Sickly frost bites on the
Whitest of the hearts.
And I am the greatest pretender
Of having a Say
What I became is lesser than my parents
Half my age.
Youthful reveries of Assignment delays and procrastinating.
Mirages of self accomplishments
What they worth in value
What value is love.
Commodities on the Shelf
On the corner is found a box of chocolates
And a ring of platinum
What price is love
Quite a lot
Rituals are there ?
Quite a lot
Boost to match up more
Subscribe to the dating store.
There are distances and alienations
Yesterday I put a cap on a bottle
Who knows what was in it.
I ate a meal from microvave
TV Dinner they say.
And a glass of Gatorade
What does that make of me.
The Irritating questions of ambitions.
Like as if existing wasn’t ambitious enough.
#review#poetry
Pensive|@PensivePost · Post #5764 · 05/26/2022, 05:32 AM
Title:- Belonging
I belong to memories and melodies
not to people who think they have authority.
I belong to the days where dark clouds gather
and brew up a storm where I curl up to read with music blasting in my earphones.
I belong to the nights
where there is no moon and the lights are out.

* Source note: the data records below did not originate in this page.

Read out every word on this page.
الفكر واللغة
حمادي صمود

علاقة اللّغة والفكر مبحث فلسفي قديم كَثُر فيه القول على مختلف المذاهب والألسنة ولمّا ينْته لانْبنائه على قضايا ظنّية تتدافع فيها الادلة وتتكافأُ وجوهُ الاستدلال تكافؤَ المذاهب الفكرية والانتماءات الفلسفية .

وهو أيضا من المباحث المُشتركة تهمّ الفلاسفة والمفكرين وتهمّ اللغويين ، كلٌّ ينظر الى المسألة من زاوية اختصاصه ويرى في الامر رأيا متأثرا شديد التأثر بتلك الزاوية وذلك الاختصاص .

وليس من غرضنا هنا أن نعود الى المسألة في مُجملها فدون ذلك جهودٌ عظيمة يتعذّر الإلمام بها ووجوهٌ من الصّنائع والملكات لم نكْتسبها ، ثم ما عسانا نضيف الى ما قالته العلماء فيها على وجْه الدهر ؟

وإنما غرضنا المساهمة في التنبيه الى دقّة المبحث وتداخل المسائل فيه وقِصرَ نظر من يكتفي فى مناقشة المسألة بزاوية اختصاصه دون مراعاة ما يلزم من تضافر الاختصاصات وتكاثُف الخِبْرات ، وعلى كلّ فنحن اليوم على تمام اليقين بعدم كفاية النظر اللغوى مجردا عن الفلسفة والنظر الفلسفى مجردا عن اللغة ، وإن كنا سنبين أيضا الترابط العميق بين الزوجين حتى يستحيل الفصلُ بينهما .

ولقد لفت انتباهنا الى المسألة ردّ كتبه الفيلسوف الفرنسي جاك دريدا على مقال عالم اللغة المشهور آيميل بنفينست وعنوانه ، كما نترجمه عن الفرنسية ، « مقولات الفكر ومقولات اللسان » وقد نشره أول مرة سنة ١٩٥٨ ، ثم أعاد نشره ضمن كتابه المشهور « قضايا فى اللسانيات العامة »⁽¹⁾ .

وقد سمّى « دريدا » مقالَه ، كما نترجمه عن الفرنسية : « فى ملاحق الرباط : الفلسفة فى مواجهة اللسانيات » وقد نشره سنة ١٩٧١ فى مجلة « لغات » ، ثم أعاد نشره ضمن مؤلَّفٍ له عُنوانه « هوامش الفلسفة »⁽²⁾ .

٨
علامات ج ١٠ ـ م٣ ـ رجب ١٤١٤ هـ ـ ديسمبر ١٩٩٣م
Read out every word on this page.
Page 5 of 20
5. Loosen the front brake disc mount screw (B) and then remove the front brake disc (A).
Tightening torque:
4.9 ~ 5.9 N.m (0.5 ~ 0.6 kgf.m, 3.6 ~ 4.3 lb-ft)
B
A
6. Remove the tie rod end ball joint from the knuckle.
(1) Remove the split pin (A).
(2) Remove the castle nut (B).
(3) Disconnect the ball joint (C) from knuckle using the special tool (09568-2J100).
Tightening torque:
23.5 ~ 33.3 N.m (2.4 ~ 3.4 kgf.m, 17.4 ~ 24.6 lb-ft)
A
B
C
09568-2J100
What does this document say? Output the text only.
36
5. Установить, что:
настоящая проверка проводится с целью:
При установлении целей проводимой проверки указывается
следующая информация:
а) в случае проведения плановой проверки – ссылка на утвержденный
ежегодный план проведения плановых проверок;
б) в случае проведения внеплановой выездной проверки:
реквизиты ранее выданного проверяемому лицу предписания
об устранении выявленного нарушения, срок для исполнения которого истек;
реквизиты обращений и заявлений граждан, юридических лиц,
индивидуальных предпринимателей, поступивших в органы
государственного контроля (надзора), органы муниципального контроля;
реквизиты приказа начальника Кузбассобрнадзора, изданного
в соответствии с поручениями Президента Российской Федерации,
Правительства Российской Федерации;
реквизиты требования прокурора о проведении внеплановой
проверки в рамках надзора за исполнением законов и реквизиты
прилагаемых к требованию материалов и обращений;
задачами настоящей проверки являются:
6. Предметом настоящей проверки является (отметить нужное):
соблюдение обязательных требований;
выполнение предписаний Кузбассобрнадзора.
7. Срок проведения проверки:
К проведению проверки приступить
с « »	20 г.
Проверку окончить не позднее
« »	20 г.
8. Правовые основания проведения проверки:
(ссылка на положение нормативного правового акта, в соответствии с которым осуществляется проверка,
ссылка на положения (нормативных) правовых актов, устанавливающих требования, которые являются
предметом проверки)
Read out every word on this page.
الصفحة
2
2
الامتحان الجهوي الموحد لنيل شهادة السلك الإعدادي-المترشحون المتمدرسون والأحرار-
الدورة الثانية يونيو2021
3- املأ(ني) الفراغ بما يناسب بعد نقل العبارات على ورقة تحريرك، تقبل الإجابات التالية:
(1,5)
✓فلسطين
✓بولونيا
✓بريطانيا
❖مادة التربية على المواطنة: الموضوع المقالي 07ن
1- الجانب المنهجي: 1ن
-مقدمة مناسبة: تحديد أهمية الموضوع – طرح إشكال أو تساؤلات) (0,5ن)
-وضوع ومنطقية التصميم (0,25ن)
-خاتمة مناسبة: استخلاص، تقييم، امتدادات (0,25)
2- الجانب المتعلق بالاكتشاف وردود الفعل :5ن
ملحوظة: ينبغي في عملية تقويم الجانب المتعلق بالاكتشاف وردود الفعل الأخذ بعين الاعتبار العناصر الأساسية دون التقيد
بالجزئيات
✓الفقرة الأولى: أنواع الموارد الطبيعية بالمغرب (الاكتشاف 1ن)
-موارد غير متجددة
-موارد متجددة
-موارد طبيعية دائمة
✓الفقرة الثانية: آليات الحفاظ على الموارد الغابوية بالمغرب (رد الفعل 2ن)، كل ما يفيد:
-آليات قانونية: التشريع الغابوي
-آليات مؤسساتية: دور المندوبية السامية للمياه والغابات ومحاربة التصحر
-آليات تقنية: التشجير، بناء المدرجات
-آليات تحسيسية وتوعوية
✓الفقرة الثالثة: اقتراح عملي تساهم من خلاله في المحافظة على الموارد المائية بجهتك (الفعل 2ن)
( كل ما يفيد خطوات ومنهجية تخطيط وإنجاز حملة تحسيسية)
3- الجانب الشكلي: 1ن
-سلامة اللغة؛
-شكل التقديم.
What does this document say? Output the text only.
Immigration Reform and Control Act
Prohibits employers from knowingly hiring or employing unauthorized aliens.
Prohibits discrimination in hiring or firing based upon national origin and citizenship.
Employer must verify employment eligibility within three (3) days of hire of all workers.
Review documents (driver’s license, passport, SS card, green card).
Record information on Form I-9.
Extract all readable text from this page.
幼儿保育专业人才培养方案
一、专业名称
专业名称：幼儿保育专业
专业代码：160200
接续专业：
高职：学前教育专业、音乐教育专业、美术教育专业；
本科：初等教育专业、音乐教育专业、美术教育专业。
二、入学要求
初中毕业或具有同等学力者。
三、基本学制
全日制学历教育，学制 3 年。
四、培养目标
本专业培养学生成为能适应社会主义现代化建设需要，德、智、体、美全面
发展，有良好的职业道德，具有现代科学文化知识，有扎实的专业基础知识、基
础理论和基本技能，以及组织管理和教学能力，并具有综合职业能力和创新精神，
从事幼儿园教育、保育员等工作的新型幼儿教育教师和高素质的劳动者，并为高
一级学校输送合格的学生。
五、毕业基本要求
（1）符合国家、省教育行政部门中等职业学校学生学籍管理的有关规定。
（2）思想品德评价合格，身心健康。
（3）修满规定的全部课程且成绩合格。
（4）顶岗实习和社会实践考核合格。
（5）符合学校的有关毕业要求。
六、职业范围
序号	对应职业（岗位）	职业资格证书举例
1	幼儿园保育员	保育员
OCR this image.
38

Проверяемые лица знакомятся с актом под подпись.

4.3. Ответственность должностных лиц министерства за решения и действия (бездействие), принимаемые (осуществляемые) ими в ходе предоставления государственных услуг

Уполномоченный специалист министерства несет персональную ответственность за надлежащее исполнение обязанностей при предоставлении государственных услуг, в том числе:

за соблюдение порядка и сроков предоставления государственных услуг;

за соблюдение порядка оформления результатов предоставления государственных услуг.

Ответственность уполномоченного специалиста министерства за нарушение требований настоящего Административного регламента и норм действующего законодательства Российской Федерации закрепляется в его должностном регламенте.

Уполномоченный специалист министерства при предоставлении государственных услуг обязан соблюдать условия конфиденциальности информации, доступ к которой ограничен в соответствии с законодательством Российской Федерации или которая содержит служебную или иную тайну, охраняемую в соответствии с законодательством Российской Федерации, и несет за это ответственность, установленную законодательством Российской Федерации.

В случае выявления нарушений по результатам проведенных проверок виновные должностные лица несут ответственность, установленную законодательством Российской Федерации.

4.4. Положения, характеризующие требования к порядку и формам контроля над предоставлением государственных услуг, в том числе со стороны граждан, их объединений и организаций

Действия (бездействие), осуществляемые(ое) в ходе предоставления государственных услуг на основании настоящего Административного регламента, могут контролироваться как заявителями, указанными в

I belong where I can't be seen.
I belong to the foggy mornings of winter
where the cold bites your skin until you go numb
and blurs your vision until I'm separated from the rest of the world
in my safe bubble.
I belong to my songs and stories that make me feel alive.
I belong to the places I have searched by myself
and made a home out of.
I don't belong to people because people come and go
I belong to myself and the things I love.